Projekt „Life Medical Center“ (LMC) / „Clinica Pro Vita“ (CPV)

Ziel dieser eng miteinander verbundenen Projekte ist es, in Rumänien neue Standards in Medizin und Moral zu setzen.
Oberstes Prinzip ist der tiefe Respekt vor dem menschlichen Leben, wie es der Herr schenkt, ganz unabhängig von Entwicklungsstufe oder äußerlichen Beschaffenheiten.

Der medizinische Standard und das Verhältnis Arzt / Patient sind in Rumänien heute nicht viel besser als in Zeiten des Kommunismus. Die völlig unterbezahlten Ärzte haben oftmals mit gänzlich veralteter Infrastruktur zu kämpfen. Bestechungen sind Usus, und oft sind Ärzte praktisch darauf angewiesen, um zu überleben.
Durch eben erwähnte Umstände baut sich bei vielen Ärzten Frust auf, den sie letztendlich wieder am Patienten auslassen. Daraus folgt ein ungemein schlechtes Verhältnis zwischen Arzt und Patient, von der Qualität der Behandlung ganz zu schweigen.

Im Life Medical Center soll das Personal nicht nur anständig entlohnt werden, sondern auch das Verhältnis Arzt / Patient und die Qualität von Infrastruktur und Behandlungen sollen ein noch nie da gewesenes Niveau erreichen.
Der tiefe Respekt vor dem Leben, dem sich diese Klinik verschreibt, hat zur Folge, dass jeder hier tätige Arzt überzeugter Abtreibungsgegner ist, und somit derartige Eingriffe kein Thema sind.

Initiator und Leiter beider Projekte (LMC und CPV) ist Dr.
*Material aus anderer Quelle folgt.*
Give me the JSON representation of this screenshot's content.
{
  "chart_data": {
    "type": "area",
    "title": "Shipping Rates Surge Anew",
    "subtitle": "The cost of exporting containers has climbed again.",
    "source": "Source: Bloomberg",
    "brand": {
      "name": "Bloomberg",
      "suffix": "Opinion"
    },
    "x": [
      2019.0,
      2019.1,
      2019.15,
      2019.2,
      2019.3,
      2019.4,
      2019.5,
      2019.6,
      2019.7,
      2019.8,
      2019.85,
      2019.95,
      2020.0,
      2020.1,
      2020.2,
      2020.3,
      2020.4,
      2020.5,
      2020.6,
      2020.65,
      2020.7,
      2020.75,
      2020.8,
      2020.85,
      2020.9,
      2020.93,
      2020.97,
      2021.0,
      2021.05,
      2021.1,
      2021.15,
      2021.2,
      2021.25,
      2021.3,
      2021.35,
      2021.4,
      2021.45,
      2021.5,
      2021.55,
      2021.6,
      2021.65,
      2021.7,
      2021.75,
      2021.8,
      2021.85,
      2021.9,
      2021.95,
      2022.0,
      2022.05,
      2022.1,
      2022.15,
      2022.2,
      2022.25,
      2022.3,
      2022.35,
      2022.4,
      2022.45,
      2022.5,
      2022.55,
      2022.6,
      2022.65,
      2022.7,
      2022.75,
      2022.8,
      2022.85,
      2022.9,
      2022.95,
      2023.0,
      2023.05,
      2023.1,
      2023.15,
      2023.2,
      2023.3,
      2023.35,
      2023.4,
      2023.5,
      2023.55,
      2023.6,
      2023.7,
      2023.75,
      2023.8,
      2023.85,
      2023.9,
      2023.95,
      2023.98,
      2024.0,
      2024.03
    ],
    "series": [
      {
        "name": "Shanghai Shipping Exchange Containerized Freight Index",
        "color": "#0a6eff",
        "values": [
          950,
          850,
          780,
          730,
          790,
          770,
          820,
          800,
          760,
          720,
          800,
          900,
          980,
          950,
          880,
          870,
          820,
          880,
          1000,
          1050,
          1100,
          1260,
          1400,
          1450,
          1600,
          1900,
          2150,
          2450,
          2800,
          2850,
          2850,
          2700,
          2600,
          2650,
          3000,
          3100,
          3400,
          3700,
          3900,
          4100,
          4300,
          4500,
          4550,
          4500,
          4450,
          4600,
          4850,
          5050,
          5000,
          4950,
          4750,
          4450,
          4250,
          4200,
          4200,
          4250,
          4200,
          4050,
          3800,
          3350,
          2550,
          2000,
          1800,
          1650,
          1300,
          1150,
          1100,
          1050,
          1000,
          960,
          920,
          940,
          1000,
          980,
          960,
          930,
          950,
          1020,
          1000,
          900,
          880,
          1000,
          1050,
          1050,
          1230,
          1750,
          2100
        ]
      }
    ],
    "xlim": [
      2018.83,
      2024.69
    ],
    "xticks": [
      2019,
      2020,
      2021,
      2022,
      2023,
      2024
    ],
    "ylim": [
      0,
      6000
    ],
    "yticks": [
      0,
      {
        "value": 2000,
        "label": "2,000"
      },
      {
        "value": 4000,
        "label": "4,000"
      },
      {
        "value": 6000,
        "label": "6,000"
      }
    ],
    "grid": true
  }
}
David Ille.
Er schloss sein Medizinstudium an der Universität Cluj-Napoca 1986 mit Auszeichnung ab. 1994 endete seine Zeit als Assistenzarzt in der Pädiatrie.
Zwei Jahre später eröffnete er eine eigene Privat-Praxis.
Seit 1998 ist er Leiter der „Clinica Pro Vita“.
Parallel dazu startet er nun auch das „Life Medical Center“.
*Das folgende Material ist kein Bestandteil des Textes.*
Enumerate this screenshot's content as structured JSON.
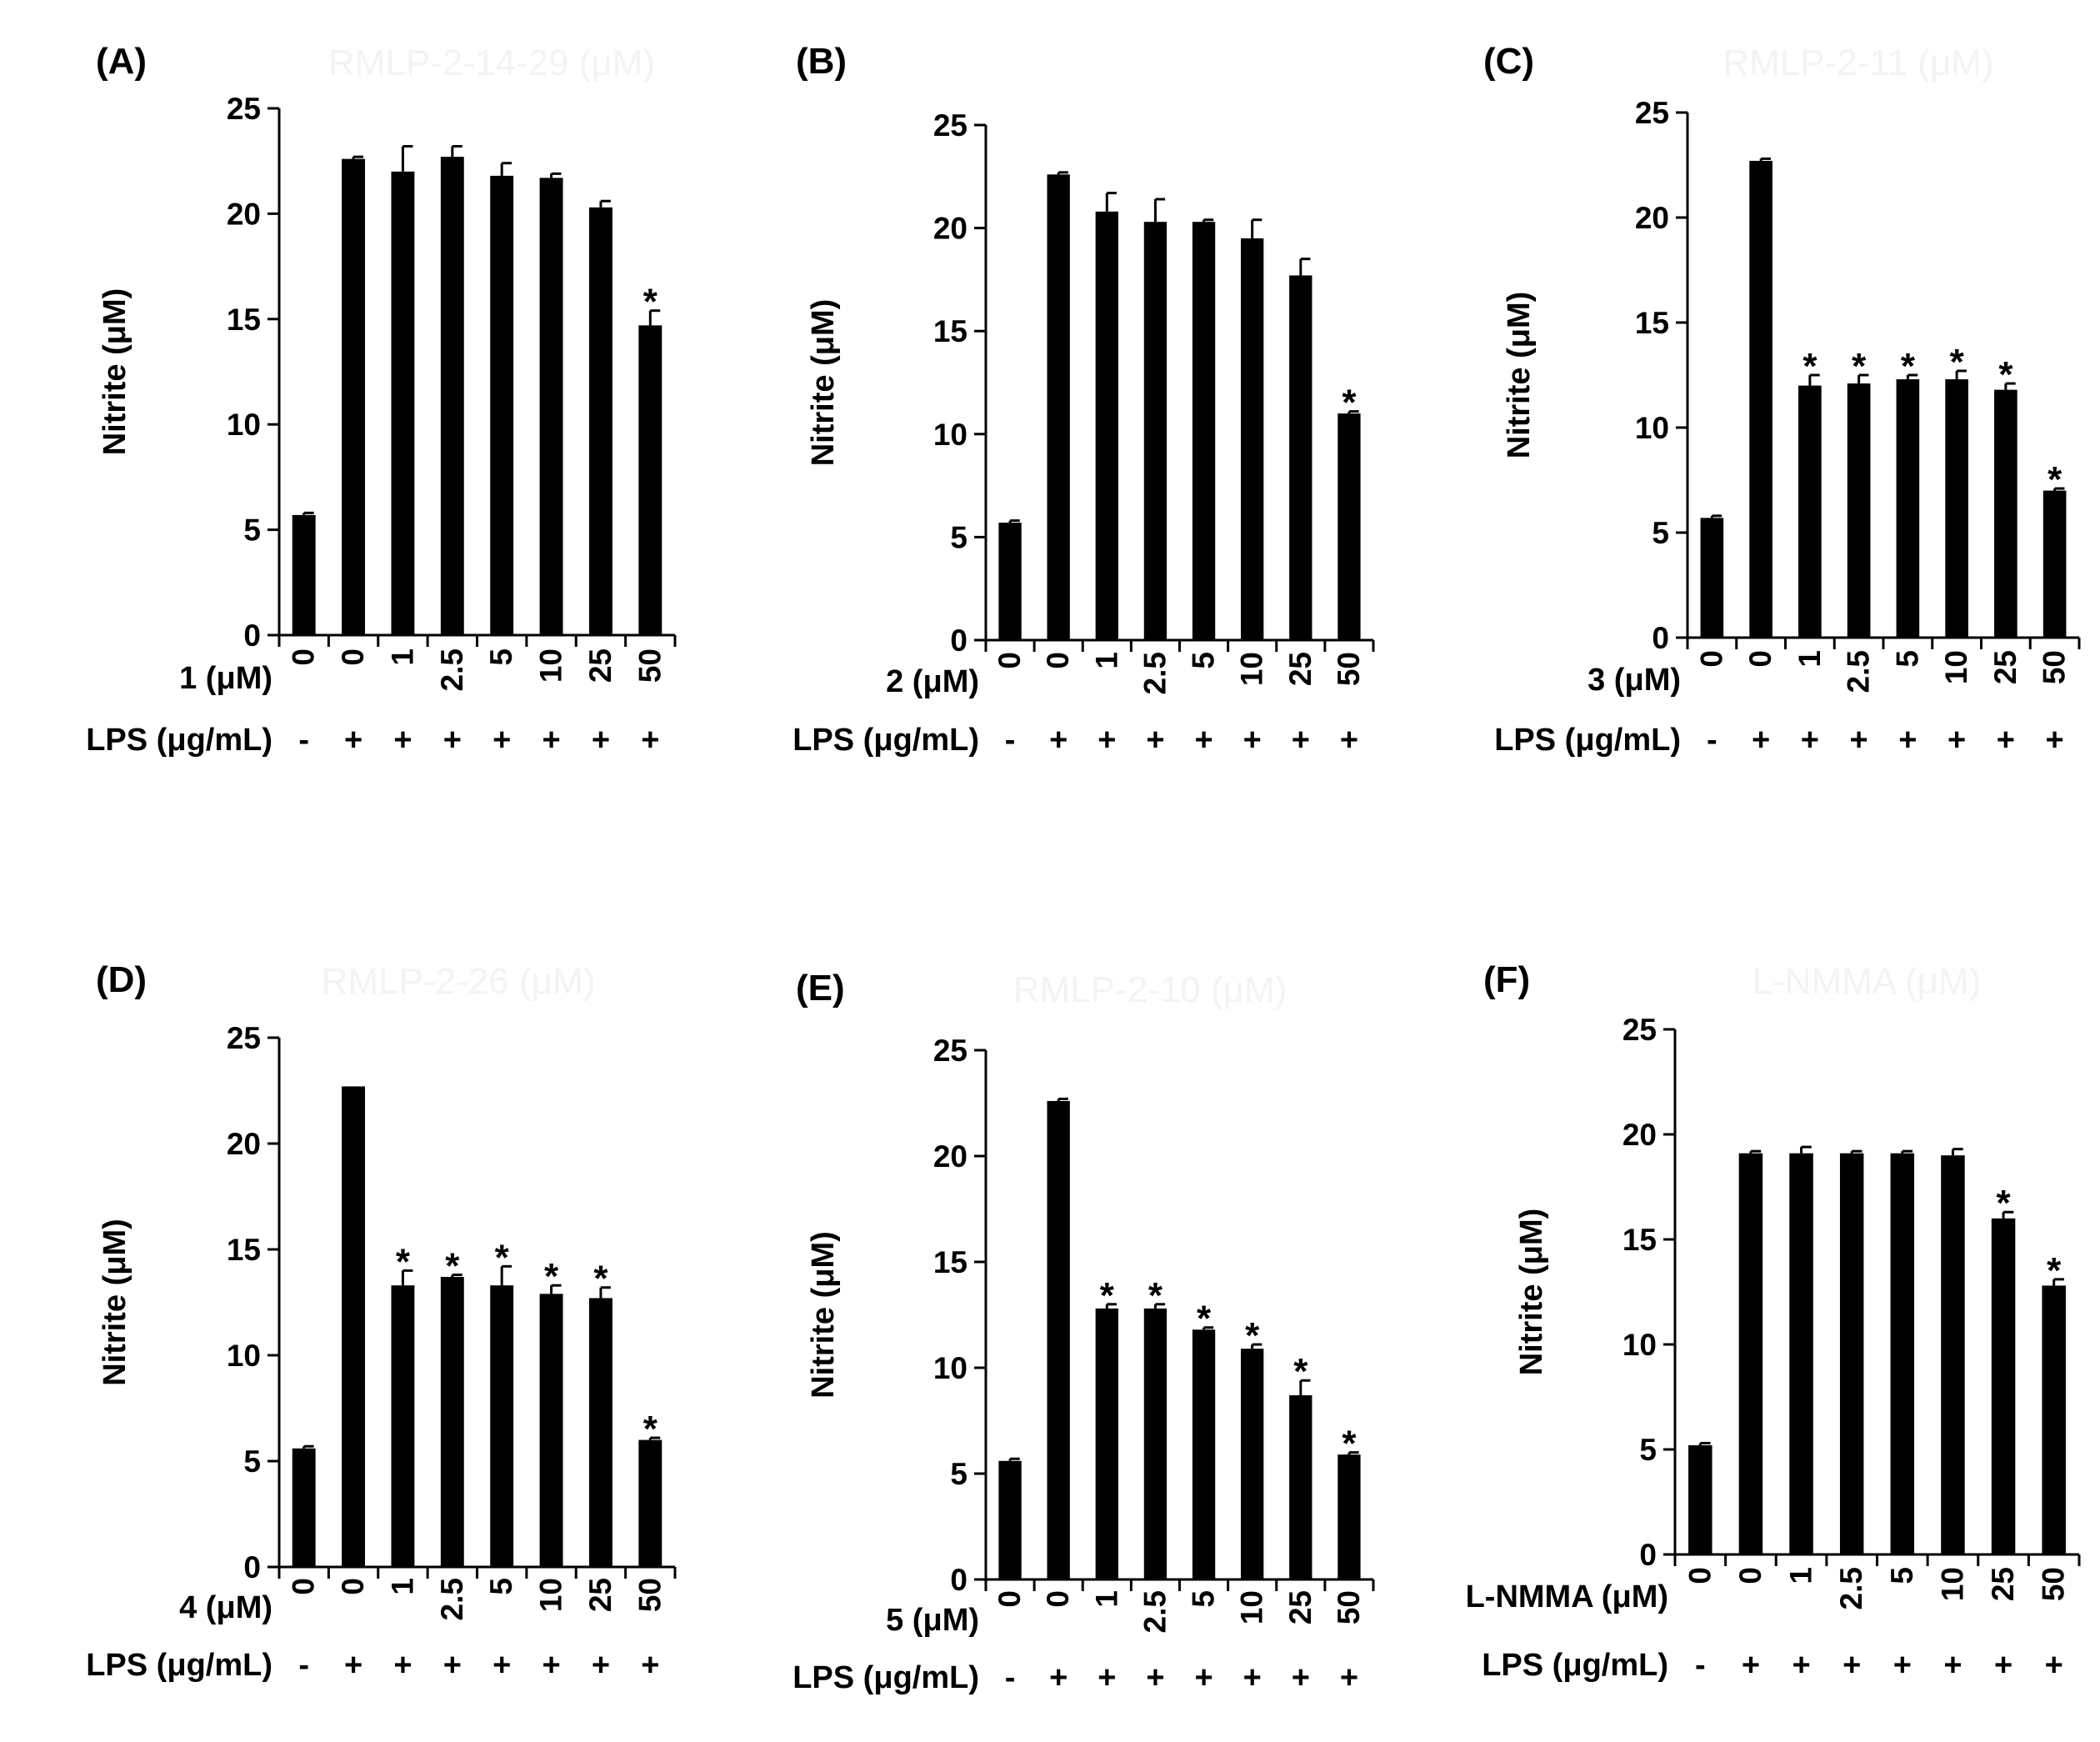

Deteilinformationen über beide Projekte stehen im Project-Case-Statement (englisch) und in dessen deutscher Zusammenfassung Es beginnt mit deren Visionen und Missionen setzt fort über die Erklärung der Hintergründe und Konzeptionen und endet bei konkreten Budget- und Zeitplänen.

Und hier bittet ein Gebetsbrief (ebenfalls englisch) von Dr. David Ille darum, beim Herrn das eine oder andere gute Wort für seine Projekte einzulegen.


Projekt „Miakwadang“

Hilfe zur Selbsthilfe im Südsudan

Über 20 Jahre lang kannte der Südsudan nichts anderes als Bürgerkrieg. Nun nach dessen ende gibt es Hoffnung für die Region.
Der Kirchdorfer Arzt Dr. Herbert Bronnenmayer, der selbst lange im Sudan lebte, möchte sich nun mit dem Projekt „Miakwadang“ (frei übersetzt „Zukunft") für die dortige Bevölkerung einbringen. Ziel dieses Projektes ist es, der größten Bevölkerungsgruppe in dieser Region, den Dinka, zur Selbsthilfe zu verhelfen.
Dieses Wiederaufbau-Projekt steht auf den folgenden fünf Säulen:

  1. Medizinische Hilfe, besonders Präventionsarbeit.
  2. Stärkung der Landwirtschaft, insbesondere des Anbaus von Obstbäumen und der Rinder- und Hühnerzucht.
  3. Förderung von Bildung.
    100 Euro halten einen Lehrer für ein Monat in der Region. Bücher und Schreibmaterial sind natürlich ebenso notwendig.
  4. Vergabe von Kleinkrediten zur Förderung und Belebung der lokalen Strukturen.
  5. Wiederbelebung der ursprünglichen Kunst und Kultur.